RegMixMatch: Optimizing Mixup Utilization in Semi-Supervised Learning
Haorong Han, Jidong Yuan, Chixuan Wei, Zhongyang Yu
TL;DR
The paper tackles SSL limitations where Mixup can dilute artificial label purity and underutilize low-confidence samples. It introduces RegMixMatch, combining SRM (which retains clean samples and selected mixed samples for high-confidence data) and CAM (which uses top-2 class information to safely incorporate low-confidence samples via targeted mixing), along with ResizeMix for data augmentation. The approach yields strong empirical gains across multiple benchmarks, achieving state-of-the-art results in many settings and demonstrating improved learning efficiency.

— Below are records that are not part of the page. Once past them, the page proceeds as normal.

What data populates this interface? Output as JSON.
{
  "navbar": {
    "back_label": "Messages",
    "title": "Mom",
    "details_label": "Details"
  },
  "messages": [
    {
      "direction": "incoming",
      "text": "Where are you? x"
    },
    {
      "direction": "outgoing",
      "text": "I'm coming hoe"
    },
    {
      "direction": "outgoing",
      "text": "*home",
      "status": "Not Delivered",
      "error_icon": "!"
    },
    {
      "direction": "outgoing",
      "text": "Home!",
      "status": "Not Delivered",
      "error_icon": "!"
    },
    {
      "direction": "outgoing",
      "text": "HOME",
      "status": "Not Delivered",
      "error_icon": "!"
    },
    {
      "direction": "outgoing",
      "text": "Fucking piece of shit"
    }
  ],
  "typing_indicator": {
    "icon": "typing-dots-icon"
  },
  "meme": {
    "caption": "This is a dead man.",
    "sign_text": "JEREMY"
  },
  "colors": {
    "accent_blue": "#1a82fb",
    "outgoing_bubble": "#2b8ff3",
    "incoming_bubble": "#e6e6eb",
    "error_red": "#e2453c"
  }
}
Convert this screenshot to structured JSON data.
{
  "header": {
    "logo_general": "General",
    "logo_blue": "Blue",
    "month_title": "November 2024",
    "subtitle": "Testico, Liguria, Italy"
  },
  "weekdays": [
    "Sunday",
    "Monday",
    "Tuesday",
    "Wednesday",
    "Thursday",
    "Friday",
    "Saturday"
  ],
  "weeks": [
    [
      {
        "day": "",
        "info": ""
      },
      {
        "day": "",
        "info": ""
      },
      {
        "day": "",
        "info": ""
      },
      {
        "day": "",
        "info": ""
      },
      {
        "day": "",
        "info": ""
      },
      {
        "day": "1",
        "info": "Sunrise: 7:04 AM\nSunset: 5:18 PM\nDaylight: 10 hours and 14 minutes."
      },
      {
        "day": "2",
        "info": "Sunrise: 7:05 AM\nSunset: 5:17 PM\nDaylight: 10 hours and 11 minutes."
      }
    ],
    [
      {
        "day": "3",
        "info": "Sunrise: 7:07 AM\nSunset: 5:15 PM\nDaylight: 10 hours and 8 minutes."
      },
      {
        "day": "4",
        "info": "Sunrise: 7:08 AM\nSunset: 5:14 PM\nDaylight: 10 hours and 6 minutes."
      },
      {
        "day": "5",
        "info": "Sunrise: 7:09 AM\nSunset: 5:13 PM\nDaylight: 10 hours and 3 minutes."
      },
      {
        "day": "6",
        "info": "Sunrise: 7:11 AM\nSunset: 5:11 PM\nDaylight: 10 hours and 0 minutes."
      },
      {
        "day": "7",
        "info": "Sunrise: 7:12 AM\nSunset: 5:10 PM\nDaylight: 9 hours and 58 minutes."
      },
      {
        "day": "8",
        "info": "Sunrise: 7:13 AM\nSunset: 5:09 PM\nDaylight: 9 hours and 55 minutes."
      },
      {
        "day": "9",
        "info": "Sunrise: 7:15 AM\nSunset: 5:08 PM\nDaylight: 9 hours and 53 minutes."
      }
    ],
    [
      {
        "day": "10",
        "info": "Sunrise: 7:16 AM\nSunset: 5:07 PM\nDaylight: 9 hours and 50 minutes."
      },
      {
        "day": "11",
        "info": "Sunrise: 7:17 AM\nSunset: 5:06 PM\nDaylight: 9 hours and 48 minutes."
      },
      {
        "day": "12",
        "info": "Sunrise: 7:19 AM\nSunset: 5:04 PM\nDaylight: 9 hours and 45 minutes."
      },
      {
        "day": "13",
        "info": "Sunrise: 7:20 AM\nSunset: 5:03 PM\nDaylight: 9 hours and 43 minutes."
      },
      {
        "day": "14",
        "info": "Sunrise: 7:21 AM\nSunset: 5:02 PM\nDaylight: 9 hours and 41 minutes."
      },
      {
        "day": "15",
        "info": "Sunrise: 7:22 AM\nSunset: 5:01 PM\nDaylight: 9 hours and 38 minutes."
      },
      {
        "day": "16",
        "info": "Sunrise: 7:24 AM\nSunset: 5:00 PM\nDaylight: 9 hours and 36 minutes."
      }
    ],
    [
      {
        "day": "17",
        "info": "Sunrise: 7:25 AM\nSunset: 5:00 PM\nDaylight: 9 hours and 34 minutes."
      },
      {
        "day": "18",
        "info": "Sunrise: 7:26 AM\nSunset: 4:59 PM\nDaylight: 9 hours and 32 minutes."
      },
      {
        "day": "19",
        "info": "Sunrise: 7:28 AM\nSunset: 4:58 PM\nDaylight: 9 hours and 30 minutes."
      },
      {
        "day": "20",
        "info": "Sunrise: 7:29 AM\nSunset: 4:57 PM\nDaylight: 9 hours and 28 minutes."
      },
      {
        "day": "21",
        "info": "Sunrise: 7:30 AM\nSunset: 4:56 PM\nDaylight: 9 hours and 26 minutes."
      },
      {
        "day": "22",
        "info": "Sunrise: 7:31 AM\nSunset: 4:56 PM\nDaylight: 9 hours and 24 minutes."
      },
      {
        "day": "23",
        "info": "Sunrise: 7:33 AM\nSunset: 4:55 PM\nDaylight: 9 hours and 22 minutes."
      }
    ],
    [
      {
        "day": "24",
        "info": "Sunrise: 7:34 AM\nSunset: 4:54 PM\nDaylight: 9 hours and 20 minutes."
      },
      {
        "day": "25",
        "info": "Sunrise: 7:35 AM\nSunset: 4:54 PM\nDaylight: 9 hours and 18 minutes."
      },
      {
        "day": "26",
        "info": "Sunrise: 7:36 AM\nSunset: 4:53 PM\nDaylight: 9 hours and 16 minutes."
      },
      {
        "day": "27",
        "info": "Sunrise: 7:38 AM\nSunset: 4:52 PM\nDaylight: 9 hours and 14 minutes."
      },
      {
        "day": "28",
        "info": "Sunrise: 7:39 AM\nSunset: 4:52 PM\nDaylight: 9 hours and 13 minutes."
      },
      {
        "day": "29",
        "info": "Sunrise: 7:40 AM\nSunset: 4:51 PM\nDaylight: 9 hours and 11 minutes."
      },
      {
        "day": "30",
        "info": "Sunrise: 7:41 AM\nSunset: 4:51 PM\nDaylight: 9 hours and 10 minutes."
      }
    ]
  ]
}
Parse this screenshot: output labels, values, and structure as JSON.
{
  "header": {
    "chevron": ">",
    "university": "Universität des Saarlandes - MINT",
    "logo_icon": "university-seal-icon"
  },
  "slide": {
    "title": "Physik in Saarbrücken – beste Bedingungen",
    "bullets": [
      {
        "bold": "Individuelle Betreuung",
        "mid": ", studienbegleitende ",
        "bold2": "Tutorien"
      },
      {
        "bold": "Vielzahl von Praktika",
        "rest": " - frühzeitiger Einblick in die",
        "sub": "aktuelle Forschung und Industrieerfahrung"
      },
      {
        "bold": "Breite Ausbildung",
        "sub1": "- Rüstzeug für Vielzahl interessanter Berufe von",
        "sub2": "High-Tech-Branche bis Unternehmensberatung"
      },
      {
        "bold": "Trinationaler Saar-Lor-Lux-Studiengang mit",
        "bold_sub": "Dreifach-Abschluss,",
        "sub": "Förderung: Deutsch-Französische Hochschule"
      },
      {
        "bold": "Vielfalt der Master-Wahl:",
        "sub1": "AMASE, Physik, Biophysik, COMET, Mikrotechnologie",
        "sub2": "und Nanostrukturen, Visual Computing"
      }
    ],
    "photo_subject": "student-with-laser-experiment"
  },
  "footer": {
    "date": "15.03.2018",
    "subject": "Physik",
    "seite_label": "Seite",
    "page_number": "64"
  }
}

The work advances practical SSL by enabling robust use of both high- and low-confidence unlabeled data, with implications for more effective training under limited labels.
Abstract
Consistency regularization and pseudo-labeling have significantly advanced semi-supervised learning (SSL). Prior works have effectively employed Mixup for consistency regularization in SSL. However, our findings indicate that applying Mixup for consistency regularization may degrade SSL performance by compromising the purity of artificial labels. Moreover, most pseudo-labeling based methods utilize thresholding strategy to exclude low-confidence data, aiming to mitigate confirmation bias; however, this approach limits the utility of unlabeled samples. To address these challenges, we propose RegMixMatch, a novel framework that optimizes the use of Mixup with both high- and low-confidence samples in SSL. First, we introduce semi-supervised RegMixup, which effectively addresses reduced artificial labels purity by using both mixed samples and clean samples for training. Second, we develop a class-aware Mixup technique that integrates information from the top-2 predicted classes into low-confidence samples and their artificial labels, reducing the confirmation bias associated with these samples and enhancing their effective utilization. Experimental results demonstrate that RegMixMatch achieves state-of-the-art performance across various SSL benchmarks.